Employer Fails To See ADA Implications Of Its Actions

Most employers know that discriminating against an employee based on a disability is wrong. Time and again, however, employers fail to consider the “perceived as disabled” prong of the Americans with Disabilities Act (ADA).

One management services organization that supports eye care providers learned this costly lesson when it settled a lawsuit filed by the U.S. Equal Employment Opportunity Commission (EEOC), the federal agency that enforces the anti-discrimination laws, by a consent decree requiring it to pay $67,590 to an optometrist employee.

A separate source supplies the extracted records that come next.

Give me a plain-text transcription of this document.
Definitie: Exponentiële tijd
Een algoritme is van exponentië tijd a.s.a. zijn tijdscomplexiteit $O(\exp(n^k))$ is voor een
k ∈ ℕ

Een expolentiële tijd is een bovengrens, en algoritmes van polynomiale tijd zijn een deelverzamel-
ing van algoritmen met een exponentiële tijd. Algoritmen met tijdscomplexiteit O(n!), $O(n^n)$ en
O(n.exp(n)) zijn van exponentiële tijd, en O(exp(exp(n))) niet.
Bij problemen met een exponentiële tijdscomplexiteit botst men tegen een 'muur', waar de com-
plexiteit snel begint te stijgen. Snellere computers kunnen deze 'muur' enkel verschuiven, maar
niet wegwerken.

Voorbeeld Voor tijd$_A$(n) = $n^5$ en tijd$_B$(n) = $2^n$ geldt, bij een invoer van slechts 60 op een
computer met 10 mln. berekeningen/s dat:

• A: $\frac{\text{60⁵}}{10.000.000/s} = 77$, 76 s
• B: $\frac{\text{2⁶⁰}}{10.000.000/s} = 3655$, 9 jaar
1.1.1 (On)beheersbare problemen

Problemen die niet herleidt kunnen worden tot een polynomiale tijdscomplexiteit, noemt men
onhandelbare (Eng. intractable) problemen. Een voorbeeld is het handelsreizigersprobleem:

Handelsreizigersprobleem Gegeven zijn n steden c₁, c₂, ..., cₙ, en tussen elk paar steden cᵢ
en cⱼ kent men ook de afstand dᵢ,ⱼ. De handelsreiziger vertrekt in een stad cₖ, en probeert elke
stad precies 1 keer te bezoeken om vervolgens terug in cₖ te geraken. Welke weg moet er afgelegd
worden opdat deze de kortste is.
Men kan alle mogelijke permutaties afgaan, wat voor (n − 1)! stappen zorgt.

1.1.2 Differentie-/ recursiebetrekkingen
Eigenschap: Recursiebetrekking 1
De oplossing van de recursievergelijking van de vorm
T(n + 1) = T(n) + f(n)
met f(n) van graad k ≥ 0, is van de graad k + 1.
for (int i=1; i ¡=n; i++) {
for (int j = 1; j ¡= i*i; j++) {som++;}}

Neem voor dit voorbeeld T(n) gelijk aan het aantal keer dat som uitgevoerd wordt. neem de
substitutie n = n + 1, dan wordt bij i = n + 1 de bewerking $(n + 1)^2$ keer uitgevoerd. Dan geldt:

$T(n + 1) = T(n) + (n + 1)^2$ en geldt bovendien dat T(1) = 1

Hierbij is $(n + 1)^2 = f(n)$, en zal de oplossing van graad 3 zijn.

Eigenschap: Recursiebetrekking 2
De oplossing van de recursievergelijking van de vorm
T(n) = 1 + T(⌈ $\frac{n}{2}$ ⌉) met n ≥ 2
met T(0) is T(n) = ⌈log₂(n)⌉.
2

In a 2020 suit filed in the U.S. District Court in the Western District of Michigan, the EEOC charged Blue Sky Vision, LLC with violating the ADA because the organization (i) told the employee that his medical condition made him a liability and he should resign; (ii) subjected the employee to an unlawful medical inquiry; and (iii) then fired him, all because management “perceived” this employee to be disabled.

Bad Optics Here.

Let’s see what happened. The employer, Blue Sky Vision, hired the employee in June 2018. Just a few months later, the employee mentioned to a coworker that he had a medical condition. When management learned of the employee’s condition and asked the doc (and he was a doc) to resign.

Yep, just like that. What a short-sighted move on the employer’s part.

You see, the employer did not ask whether the employee’s condition would affect his ability to perform his job and did not engage in the ADA’s interactive process at all.

When asked to resign, the employee protested, and, apparently backtracking, the company placed him on a leave of absence and subjected him to an overly broad and extensive medical inquiry into health conditions unrelated to his ability to perform his job.

When the employee refused to engage in the medical inquiry, Blue Sky blindly fired him.


The “Perceived As” Prong Of the ADA

The ADA protects employees from discrimination in the workplace on the basis of a physical or mental disability. A “disability” within the meaning of the ADA is a physical or mental health impairment that limits one or more major life activities, has a record of such an impairment, or is regarded as having such an impairment.

In fact, the ADA protects employees from improper medical inquiries and discrimination based on actual or per­ceived disabil­ities.

What the employer should have done is engage in the interactive process to determine what, if any, reasonable accommodations existed that it could provide to the employee…but it did not.

Critical to compliance with the ADA, employers must talk to the employee to determine what kind of reasonable accommodations it can provide, if any—the famed “interactive process.” 

A reasonable accommodation is a change in the way duties are performed to help a disabled employee perform that person’s job duties or enjoy the benefits and privileges of employment. If a disabled employee requests a reasonable accommodation, an employer must provide it unless doing so would cause “undue hardship,” defined as significant difficulty or expense for the employer given its size, financial resources, and the needs of the business. 

So…No Interactive Process Here?

Nope. In this case, the employer just made a blanket decision, and now, two years later, it is paying the price.

The ADA Constrains Medical Inquiries Too

This employer erred again here. The ADA requires any medical inquiries into an employee’s health condition to be job-related and consistent with business necessity. According to the EEOC, this means that an employer must have a reasonable belief, based on objective evidence, that:

  • an employee will be unable to perform the essential functions his or her job because of a medical condition; or,
  • the employee will pose a direct threat because of a medical condition.

Could Blue Sky Vision have discovered this information by engaging in an interactive process with the employee? Probably. But it didn’t, so…moot point.

Along with the monetary award, now, Blue Sky must prepare a written policy that prohibits discrimination against employees with disabilities, which references the ADA’s prohibitions against discrimination based on disability, details a procedure for making and processing requests for reasonable accommodations for qualified individuals with disabilities, and includes a procedure for requesting medical examinations and making medical inquiries of current employees. This procedure require Blue Sky Vision to determine whether the examination or inquiry is job-related and consistent with business necessity. 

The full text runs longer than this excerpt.